There are various macros in the project, which gives fine control over toggling on/off of different functionalities.
Definition of BSIPC_DISABLE_RENDERER suppresses real-time rendering of the resulting garment along with the simulation. The renderer is rather simple and only serves as a preview of the result.
If this macro is disabled, the program requires installation of Vulkan Toolkit for rendering, as the simple renderer relies on Vulkan. BSIPC_DISABLE_RENDERER is on default disabled on Windows, and enabled on Linux.
The simulator records all the intermediate results of simulation using .yaml files in steps/ folder at the same location as the executable. Enabling BSIPC_YAML2OBJ will disable all the simulation, and instead creates a series of .obj file in the objs/ folder. This can then be used for visualization and rendering with professional renderer, for example Cycles in Blender. Importing can be done using Blender Sequence Loader.

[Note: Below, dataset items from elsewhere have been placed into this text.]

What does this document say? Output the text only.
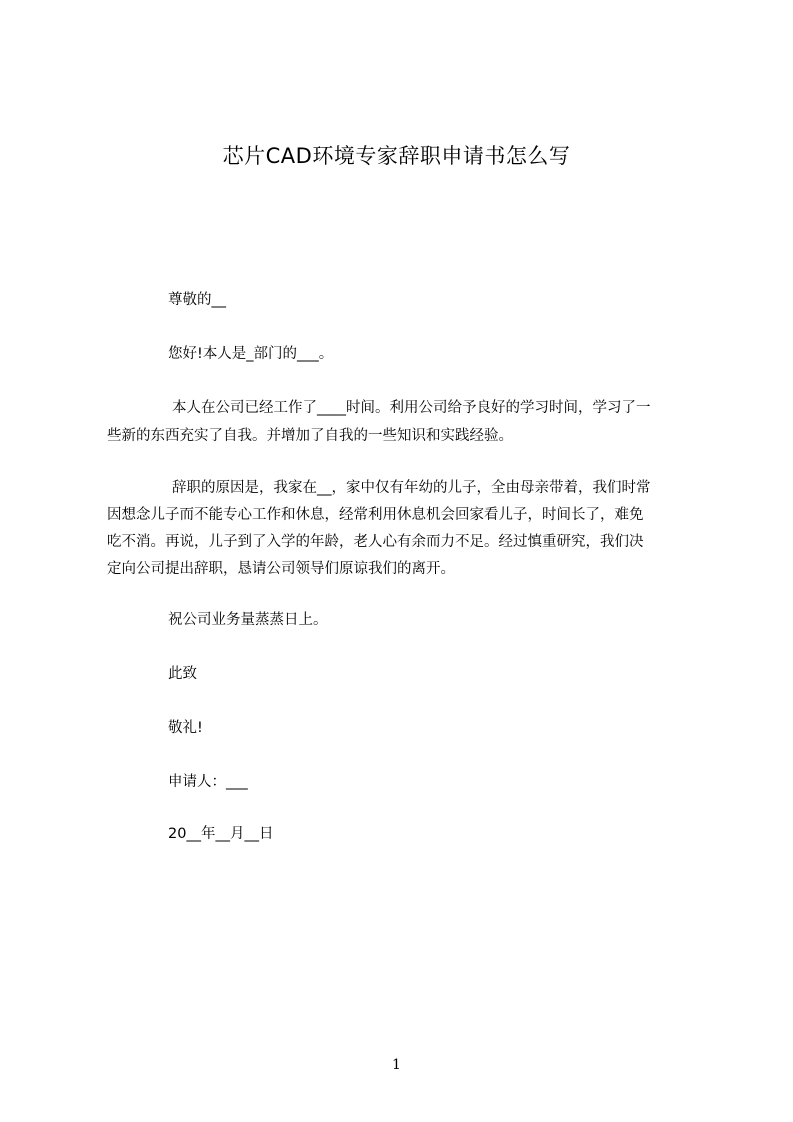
芯片CAD环境专家辞职申请书怎么写

尊敬的__

您好!本人是_部门的___。

本人在公司已经工作了____时间。利用公司给予良好的学习时间，学习了一
些新的东西充实了自我。并增加了自我的一些知识和实践经验。
辞职的原因是，我家在__，家中仅有年幼的儿子，全由母亲带着，我们时常
因想念儿子而不能专心工作和休息，经常利用休息机会回家看儿子，时间长了，难免
吃不消。再说，儿子到了入学的年龄，老人心有余而力不足。经过慎重研究，我们决
定向公司提出辞职，恳请公司领导们原谅我们的离开。

祝公司业务量蒸蒸日上。

此致

敬礼!

申请人：___

20__年__月__日

1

The simulator reads configuration of experiments from config.yaml in the same position as the executable. It creates a log.txt logging concise information of the current status, and a steps/ folder creating a series of .yaml files saving the configuration of primitive at each step of simulation. If screenshot field is set to true in config.yaml and BSIPC_DISABLE_RENDERER is disabled, there will be an additional cache/ folder saving the rendering result at each step.
For simplicity of parameter setting, when quadrature scheme falls under the class of local quadrature, the per-patch quadrature order is hardcoded to be 2 for simplicity.
The codebase further enables resuming simulation from a given step, as long as the corresponding configuration is provided. To resume a simulation, copy the yaml file at that step, rename it to config.yaml, and ensure that continue_on_step field is set to be true (this will automatically be the case if you are using the yaml file generated by the codebase). Running the executable now will start simulation continuing on the designated step.